“The blue jays complain! If I don’t get those peanuts out quickly enough, the blue jays actually complain!” – Elise Beron
FRANK METHE PHOTOGRAPH
It is those certainties of life, those everyday, you-can-set-your-watch-by-’em occurrences that give our lives focus and keep us balanced and sane in an ever-nuttier world, experts say.
For instance: If it’s 3 p.m. in New Orleans, you know that “The Jerry Springer Show” is on somewhere on some television station and that Elise Beron is tossing out corn and bread to the birds, turtles and fish at some pond somewhere around these parts.
If this isn’t a sign that all is right with the world, it does at least mean that Beron is still right as rain and true to her calling, Springer-mania notwithstanding.
“You can always find me at City Park, Bonnabel and West Esplanade or Audubon Park,” the 78-year-old retired schoolteacher says. “I’m at City Park every day, then over to the canal at Bonnabel. On weekends, I’m usually at Audubon Park.”
At the beginning of each week, Philip, Beron’s husband of 56 years, loads two 50-pound bags of corn and 30 loaves of bread into the trunk of his wife’s familiar compact car – “familiar” because geese run, ducks fly in and fish and turtles come to the surface when they even anticipate that white car pulling up to their “regular” feeding spot. They never mistake any other white car for hers, she says.
“They know when I’m coming,” Beron says. “They know and they come up right to the area where I park. They just know this. One day, my car was in the shop and I used my husband’s car, a green one. Well, I pulled up and – nothing. I had to get out of the car and let them see me before they became excited and realized who it was.”
Nor is Beron’s feeding frenzy of friends limited to those that fly and swim. Kids hang out of the windows of passing school buses and cheer her on. Folks driving past slow down, honk their horns and wave.
“I guess people kind of expect to see me out there at one of those spots,” Beron says. “I was in Baton Rouge for two or three weeks after (Hurricane) Katrina. People in the neighborhoods where I feed the birds and turtles all asked me where I had been and said they were worried about us. I’m told all through that time we were away, the ducks came every evening and waited. But many of them flew off after the storm. We had a horrible experience with our cygnet swans in City Park. They were just becoming beautiful and white and lovely as (fully grown) swans are. But Katrina came and they were gone. We found one adult (swan) and three cygnets in Audubon Park and they stayed there awhile. But they, too, flew away. It was sad.”
Beron spent her “growing up years” split between Uptown and Mid-City, and idled away “a lot of time on picnics” at both Audubon and City parks. Certainly, she tossed a few crumbs to the ducks and fish back then, but it wasn’t until her geologist husband was working in the North Sea and she was living in the Netherlands that “feeding the ducks” took hold in 1972.
“It was such fun and so very relaxing and I felt so close to nature and at peace,” she says.
Feeding her friends continued after the Berons moved back to New Orleans and expanded after her days as a school teacher to include just about anything that flies or swims, although sometimes the “dark side” as one onlooker put it, surfaces.
“I was in City Park feeding the ducks and squirrels and blue jays and turtles. And the turtles began to gather near a bridge. I noticed what had to be about 100 gathering one day … then the next. Well, other people noticed that also.
They started fishing the turtles. One man filled four big ice chests with turtles. That’s not why I was feeding them,” she continues. “It hurt me so much to see that. Well, I left near the bridge where I had been feeding them and moved over near the Girl Scout hut on the other side of the lagoon, but it was never the same. The big soft shell turtles were all gone.”
Elise Beron pushes on feeding not only the fish and fowl of the lagoons of the city, but also feral cats and stray dogs that congregate near her home.
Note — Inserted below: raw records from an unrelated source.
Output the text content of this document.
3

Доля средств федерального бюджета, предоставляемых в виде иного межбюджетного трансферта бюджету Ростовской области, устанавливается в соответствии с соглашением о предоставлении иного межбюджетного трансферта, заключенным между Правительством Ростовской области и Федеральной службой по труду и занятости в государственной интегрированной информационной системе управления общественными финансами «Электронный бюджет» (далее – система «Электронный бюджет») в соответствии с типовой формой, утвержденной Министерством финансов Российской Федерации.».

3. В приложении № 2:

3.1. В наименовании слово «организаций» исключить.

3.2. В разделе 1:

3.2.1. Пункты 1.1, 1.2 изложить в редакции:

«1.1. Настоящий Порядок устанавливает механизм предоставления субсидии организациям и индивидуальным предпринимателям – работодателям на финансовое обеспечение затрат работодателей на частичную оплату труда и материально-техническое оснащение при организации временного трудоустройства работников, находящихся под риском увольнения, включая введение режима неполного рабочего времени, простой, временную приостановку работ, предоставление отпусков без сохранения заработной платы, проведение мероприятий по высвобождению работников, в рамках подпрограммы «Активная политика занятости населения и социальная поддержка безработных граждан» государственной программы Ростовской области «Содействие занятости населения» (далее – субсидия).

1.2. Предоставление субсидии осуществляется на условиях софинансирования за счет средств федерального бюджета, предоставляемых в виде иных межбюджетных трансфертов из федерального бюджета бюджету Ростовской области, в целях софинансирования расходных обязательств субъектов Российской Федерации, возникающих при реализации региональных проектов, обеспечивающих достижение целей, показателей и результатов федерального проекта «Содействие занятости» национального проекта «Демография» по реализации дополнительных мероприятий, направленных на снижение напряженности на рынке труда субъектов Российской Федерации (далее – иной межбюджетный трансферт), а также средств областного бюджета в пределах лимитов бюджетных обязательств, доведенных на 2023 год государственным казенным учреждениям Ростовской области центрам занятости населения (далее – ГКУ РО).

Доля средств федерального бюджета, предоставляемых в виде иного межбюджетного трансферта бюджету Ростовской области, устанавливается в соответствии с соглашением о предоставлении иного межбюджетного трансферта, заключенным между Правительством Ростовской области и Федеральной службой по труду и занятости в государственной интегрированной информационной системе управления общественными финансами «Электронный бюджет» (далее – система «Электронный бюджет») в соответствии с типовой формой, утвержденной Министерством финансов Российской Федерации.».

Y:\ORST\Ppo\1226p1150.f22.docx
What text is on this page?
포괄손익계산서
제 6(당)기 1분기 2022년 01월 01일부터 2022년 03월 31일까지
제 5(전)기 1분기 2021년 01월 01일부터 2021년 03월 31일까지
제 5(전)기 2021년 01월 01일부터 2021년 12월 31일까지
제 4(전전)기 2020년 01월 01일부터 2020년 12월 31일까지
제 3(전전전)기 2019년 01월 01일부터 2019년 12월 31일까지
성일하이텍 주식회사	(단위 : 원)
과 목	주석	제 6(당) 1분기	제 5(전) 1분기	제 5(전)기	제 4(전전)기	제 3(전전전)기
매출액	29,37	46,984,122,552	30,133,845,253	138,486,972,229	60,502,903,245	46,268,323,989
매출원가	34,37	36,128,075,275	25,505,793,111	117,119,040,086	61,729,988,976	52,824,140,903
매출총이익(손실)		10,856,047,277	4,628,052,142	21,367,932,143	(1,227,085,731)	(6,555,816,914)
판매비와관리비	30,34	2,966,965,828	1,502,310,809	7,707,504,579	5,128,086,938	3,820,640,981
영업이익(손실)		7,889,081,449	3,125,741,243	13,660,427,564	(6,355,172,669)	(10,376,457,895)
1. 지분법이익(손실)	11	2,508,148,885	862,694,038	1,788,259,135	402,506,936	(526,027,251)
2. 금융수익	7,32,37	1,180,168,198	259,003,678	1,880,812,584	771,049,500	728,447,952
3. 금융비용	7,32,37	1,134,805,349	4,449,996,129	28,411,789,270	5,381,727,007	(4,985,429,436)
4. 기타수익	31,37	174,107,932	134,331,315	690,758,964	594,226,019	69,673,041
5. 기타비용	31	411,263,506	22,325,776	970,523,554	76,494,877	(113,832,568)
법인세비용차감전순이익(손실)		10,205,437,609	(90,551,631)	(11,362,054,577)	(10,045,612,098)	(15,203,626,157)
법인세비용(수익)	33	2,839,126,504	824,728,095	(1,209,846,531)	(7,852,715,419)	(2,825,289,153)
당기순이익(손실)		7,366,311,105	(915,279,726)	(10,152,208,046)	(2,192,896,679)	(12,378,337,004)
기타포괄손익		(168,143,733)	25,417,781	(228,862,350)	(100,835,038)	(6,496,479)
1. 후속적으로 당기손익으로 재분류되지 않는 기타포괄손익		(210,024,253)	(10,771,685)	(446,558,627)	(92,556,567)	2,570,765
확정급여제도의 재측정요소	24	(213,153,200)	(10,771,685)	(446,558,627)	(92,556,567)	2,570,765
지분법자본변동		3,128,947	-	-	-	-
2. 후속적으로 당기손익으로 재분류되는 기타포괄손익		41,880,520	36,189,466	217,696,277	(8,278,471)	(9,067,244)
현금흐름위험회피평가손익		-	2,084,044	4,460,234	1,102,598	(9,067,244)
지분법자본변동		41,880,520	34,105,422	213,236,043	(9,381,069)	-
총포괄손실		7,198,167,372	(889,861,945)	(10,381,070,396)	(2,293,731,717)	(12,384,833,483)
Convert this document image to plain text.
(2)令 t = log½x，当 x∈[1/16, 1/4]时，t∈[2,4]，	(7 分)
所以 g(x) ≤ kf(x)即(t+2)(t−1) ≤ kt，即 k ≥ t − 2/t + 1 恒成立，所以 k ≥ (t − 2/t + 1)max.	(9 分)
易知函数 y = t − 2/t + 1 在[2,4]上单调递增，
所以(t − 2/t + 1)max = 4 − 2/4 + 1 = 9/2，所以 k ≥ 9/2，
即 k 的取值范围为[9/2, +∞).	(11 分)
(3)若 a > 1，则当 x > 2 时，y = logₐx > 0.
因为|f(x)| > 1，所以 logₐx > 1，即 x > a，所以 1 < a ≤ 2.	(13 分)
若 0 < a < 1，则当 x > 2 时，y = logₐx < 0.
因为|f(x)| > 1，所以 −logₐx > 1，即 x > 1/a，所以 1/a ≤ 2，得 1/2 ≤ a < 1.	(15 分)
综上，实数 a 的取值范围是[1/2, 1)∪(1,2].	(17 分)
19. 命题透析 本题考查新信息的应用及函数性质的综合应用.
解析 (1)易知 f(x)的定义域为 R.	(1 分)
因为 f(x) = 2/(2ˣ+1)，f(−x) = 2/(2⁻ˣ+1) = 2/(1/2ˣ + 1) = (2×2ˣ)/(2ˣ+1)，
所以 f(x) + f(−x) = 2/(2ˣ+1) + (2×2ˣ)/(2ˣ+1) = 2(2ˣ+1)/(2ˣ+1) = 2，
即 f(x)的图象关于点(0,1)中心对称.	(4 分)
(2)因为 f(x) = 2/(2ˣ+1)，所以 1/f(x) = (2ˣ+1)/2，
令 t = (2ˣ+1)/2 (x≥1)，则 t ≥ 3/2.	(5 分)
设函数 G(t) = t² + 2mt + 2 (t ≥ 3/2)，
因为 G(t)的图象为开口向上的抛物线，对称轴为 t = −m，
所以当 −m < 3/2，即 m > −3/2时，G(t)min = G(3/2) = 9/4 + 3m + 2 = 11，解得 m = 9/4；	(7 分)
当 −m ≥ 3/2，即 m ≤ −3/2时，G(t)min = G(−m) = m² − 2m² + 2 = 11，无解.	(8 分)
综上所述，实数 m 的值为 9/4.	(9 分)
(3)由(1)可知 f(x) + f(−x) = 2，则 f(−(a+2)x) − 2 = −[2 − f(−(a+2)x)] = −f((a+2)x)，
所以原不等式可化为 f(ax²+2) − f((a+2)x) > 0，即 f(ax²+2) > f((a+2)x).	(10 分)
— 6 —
She says that her husband now drives her to her self-appointed feeding rounds from time to time and always sits and reads and waits patiently while she feeds her flocks and schools.
“I have people stop by and ask me if my husband has ever finished that book he’s been reading,” she says. “Truth is, he’s finished many books waiting for me while I feed all the animals.”
“Sure, it gets a little expensive,” she says. “But this is my treat … to them and to myself.”
She volunteers at many community organizations, but it’s on the banks of these ponds feeding her “friends” that brings her the most joy.
And when you watch Beron standing there tossing bread and corn and saying things like, “I call this one ‘catcher’ because he once caught 64 pieces of bread in a row – right out the air!” And when you see her with that perpetual smile on her lips using words such as, “peaceful,” “rewarding” and “beautiful,” well, you just know she’s found something that you don’t find watching “The Jerry Springer Show.”